Nederlands recht is leidend
De oorspronkelijke overeenkomst betrof (samengevat) het openen en faciliteren van een effectenrekening door de Luxemburgse partij op basis waarvan zou kunnen worden geconcludeerd dat Luxemburgs recht alle overeenkomsten beheerste. Evenwel lag de basis voor alles wat er op de Luxemburgse effectenrekening stond vast in een overeenkomst tot beleggingsadvies en vermogensbeheer tussen de Nederlandse tussenpersoon en de Nederlandse partij. Het Gerechtshof concludeerde uiteindelijk dat de (Nederlandse) beleggingsconstructie in deze casus leidend was, zodat ook de vaststellingsovereenkomst beheerst werd door Nederlands recht. De Luxemburgse partij diende zich dus naar Nederlands recht te verweren.
Deze zoektocht naar het toepasselijke recht had voorkomen kunnen worden indien partijen een rechtskeuze hadden gemaakt. Zowel onder het EVO als onder de Rome 1 Verordening die voor overeenkomsten vanaf 17 december 2009 of latere datum geldt, scheelt dat veel onduidelijkheid.

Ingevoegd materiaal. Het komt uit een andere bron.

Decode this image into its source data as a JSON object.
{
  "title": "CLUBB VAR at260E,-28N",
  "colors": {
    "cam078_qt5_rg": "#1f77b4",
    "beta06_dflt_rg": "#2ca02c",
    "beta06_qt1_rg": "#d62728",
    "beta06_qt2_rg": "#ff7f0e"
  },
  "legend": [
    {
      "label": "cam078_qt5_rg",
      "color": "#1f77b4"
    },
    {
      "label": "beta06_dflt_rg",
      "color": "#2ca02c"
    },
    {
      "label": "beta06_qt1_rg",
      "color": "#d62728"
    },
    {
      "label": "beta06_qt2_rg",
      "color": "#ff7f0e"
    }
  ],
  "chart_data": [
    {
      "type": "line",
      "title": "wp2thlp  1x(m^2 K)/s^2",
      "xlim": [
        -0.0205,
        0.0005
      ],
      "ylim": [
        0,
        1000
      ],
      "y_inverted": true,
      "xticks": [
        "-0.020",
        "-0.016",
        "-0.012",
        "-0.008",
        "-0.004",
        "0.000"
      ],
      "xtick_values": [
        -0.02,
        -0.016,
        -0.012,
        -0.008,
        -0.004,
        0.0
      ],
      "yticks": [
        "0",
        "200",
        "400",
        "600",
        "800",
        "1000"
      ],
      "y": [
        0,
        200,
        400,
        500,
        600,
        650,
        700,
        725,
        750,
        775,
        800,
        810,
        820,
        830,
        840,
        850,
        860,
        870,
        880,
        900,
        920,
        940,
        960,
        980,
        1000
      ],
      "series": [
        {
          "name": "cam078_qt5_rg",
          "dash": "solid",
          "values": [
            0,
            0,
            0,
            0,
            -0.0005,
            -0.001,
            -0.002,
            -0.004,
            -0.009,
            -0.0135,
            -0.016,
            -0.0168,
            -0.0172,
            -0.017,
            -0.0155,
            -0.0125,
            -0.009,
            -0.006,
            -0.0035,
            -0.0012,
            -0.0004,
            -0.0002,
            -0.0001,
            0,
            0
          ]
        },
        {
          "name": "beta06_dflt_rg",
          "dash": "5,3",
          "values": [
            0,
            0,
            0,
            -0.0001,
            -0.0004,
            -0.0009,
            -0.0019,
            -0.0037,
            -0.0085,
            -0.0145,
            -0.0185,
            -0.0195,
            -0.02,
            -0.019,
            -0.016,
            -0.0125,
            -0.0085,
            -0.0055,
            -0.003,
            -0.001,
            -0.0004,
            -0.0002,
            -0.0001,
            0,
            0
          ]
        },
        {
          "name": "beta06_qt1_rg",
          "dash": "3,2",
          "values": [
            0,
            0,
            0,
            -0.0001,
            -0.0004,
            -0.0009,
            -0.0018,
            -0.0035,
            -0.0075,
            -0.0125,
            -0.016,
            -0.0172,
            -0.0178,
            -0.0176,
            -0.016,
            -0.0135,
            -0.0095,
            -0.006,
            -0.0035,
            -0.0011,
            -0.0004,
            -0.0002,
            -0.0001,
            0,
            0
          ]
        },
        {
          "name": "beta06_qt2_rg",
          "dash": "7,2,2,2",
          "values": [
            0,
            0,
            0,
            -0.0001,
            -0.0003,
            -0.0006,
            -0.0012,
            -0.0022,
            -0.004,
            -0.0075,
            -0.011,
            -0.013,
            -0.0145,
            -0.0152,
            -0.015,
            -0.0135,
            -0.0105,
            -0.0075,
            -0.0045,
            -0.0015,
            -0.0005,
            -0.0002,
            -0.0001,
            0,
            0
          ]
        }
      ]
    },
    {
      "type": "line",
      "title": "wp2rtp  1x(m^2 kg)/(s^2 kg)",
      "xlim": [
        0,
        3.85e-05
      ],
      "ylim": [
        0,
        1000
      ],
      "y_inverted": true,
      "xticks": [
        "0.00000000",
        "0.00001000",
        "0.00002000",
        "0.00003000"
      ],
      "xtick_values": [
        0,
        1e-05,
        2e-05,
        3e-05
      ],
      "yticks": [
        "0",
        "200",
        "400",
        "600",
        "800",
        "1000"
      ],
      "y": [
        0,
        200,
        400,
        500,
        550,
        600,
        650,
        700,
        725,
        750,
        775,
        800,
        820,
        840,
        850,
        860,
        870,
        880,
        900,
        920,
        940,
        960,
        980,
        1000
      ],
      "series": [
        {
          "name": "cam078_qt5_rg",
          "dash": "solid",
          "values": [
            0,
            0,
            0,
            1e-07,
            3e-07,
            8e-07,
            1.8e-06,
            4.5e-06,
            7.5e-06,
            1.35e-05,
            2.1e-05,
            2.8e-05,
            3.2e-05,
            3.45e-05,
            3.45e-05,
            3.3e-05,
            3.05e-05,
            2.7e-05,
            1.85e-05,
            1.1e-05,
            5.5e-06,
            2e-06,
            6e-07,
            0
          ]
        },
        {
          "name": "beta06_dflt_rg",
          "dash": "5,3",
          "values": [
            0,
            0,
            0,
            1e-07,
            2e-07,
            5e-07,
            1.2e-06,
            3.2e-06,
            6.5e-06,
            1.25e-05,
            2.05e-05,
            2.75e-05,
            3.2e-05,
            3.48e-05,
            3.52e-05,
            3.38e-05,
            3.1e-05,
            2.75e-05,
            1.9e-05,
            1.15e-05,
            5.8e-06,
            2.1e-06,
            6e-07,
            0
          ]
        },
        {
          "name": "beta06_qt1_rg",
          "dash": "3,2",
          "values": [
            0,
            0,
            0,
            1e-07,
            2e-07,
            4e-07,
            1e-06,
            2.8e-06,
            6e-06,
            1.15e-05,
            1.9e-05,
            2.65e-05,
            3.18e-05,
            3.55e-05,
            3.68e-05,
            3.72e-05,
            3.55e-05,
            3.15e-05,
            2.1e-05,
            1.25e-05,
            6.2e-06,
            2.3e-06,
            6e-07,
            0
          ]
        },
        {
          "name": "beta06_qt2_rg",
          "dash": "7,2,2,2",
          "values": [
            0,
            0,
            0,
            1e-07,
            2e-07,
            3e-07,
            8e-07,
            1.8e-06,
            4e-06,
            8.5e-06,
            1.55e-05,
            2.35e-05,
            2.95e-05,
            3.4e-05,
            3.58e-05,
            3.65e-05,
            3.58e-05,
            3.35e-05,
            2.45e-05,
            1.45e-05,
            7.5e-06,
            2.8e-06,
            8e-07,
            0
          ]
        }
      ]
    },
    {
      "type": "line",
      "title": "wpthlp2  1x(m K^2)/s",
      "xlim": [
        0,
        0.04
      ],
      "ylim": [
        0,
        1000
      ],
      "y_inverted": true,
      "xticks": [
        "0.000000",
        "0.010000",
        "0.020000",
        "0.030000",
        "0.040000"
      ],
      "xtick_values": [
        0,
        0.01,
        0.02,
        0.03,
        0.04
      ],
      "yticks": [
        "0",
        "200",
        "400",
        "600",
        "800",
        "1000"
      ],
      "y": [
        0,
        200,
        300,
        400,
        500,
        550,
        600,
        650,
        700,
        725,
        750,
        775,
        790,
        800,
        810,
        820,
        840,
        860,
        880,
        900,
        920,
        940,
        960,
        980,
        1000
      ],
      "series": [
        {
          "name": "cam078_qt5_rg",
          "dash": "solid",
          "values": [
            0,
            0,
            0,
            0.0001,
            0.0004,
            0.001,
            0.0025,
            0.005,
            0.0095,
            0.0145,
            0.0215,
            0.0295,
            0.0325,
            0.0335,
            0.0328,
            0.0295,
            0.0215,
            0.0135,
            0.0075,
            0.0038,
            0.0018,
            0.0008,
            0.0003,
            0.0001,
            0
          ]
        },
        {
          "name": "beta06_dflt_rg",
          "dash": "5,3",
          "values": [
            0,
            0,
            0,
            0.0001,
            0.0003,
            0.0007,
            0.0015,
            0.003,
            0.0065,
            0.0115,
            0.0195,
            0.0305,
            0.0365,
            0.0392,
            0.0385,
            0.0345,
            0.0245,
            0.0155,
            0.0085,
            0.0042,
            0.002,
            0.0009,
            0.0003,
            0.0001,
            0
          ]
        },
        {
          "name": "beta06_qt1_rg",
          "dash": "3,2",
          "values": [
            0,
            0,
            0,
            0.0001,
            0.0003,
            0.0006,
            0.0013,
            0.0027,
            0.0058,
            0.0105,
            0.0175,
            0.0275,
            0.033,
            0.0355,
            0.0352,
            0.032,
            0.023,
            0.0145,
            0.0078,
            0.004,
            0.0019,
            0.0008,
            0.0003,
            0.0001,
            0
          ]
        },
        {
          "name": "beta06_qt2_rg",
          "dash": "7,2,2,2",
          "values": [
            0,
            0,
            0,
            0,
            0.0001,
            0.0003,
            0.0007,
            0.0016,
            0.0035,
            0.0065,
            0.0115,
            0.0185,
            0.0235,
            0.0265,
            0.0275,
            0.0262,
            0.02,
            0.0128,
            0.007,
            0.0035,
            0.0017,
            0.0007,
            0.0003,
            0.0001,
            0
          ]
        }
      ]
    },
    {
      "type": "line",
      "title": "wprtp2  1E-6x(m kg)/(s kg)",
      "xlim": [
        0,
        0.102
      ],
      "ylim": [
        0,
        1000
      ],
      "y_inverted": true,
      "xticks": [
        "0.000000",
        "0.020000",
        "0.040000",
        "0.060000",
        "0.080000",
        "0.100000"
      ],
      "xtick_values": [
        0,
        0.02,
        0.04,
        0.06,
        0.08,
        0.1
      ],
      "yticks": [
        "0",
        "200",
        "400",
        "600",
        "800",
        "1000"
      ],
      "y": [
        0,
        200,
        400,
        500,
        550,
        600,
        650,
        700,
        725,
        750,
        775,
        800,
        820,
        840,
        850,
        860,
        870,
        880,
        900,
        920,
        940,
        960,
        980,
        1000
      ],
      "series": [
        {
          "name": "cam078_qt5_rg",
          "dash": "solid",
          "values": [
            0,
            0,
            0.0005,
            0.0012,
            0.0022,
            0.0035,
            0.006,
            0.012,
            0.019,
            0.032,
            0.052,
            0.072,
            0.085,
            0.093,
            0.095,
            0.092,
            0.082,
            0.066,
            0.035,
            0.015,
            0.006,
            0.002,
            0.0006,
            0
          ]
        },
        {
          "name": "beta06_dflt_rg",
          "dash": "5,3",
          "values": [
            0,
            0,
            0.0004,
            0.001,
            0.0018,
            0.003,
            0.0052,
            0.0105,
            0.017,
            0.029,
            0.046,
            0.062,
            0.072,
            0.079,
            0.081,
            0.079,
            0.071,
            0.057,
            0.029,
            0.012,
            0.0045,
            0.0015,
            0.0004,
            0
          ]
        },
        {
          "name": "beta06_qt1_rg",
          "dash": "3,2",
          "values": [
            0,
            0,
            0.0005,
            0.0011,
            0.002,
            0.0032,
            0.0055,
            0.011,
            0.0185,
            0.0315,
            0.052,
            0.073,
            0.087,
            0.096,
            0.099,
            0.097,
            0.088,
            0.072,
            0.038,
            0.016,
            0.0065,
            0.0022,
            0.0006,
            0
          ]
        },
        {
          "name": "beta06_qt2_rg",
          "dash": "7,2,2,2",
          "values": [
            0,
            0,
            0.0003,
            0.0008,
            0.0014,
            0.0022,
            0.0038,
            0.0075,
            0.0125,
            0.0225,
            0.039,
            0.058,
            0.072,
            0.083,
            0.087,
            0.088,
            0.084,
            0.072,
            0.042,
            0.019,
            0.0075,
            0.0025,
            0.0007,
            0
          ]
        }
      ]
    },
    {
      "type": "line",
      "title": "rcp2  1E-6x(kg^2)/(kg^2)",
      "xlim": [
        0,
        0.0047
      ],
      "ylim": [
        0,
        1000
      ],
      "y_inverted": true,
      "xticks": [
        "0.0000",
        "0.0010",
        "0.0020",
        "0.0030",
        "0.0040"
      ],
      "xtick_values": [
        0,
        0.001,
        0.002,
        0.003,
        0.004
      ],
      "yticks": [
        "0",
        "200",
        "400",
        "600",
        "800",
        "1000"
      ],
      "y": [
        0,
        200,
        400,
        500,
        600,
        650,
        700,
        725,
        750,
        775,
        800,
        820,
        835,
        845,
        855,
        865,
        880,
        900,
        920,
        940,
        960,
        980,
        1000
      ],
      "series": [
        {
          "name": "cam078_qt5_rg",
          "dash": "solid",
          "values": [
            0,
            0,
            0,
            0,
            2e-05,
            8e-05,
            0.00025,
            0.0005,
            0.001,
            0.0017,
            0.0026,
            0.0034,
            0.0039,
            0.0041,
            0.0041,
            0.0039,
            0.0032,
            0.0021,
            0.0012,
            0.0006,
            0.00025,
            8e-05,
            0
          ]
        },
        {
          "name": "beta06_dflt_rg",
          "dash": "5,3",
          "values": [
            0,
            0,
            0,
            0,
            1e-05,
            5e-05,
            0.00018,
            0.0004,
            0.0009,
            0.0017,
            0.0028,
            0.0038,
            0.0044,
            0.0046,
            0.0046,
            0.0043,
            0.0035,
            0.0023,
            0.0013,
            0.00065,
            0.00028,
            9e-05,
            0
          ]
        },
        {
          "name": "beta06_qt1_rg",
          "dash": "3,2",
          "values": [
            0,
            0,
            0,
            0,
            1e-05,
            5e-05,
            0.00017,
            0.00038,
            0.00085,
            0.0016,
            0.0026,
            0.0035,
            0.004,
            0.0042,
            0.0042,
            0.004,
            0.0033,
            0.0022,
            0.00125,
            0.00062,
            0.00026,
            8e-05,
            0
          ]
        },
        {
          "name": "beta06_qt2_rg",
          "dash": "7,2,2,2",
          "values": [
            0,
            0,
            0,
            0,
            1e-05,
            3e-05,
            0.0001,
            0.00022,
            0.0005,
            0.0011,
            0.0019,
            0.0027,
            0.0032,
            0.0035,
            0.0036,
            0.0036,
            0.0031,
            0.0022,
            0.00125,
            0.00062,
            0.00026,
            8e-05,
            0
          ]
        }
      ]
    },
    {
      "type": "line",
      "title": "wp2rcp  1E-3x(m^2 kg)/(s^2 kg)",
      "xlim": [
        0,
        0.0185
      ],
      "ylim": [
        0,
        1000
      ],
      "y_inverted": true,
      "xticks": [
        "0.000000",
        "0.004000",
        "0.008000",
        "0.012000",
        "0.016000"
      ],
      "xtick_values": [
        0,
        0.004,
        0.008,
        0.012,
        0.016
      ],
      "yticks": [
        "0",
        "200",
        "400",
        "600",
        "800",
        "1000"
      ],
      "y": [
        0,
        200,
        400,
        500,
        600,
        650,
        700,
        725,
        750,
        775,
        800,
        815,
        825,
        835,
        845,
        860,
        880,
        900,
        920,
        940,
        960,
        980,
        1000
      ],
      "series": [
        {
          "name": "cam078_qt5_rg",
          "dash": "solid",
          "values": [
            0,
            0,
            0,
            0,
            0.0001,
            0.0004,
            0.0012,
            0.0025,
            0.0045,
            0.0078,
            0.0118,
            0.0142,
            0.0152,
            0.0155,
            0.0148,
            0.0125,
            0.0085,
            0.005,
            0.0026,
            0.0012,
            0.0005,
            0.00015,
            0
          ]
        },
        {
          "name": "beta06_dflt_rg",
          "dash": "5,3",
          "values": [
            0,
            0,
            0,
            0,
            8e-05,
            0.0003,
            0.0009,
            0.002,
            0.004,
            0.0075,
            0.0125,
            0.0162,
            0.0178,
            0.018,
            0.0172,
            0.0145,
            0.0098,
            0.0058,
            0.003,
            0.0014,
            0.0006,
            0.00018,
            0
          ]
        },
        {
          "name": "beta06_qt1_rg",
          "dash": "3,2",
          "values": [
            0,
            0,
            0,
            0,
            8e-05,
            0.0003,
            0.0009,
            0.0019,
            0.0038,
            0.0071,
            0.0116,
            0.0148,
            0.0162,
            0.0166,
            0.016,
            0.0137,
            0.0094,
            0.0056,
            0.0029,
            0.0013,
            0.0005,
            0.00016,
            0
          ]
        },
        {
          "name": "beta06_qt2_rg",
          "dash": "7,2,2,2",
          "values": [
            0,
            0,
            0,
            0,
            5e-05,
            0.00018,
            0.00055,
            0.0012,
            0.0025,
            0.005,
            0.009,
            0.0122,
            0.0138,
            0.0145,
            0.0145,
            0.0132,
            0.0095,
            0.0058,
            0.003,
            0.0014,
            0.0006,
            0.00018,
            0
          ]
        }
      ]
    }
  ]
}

En de uitkomst? Het Gerechtshof bekrachtigde het vonnis van de rechtbank omdat ook het Gerechtshof van oordeel was dat de Nederlandse partij in zijn brieven finale kwijting had verleend aan de Luxemburgse partij. De termijn voor cassatie bij de Hoge Raad is nog niet verstreken, zodat de zaak nog een vervolg zou kunnen krijgen.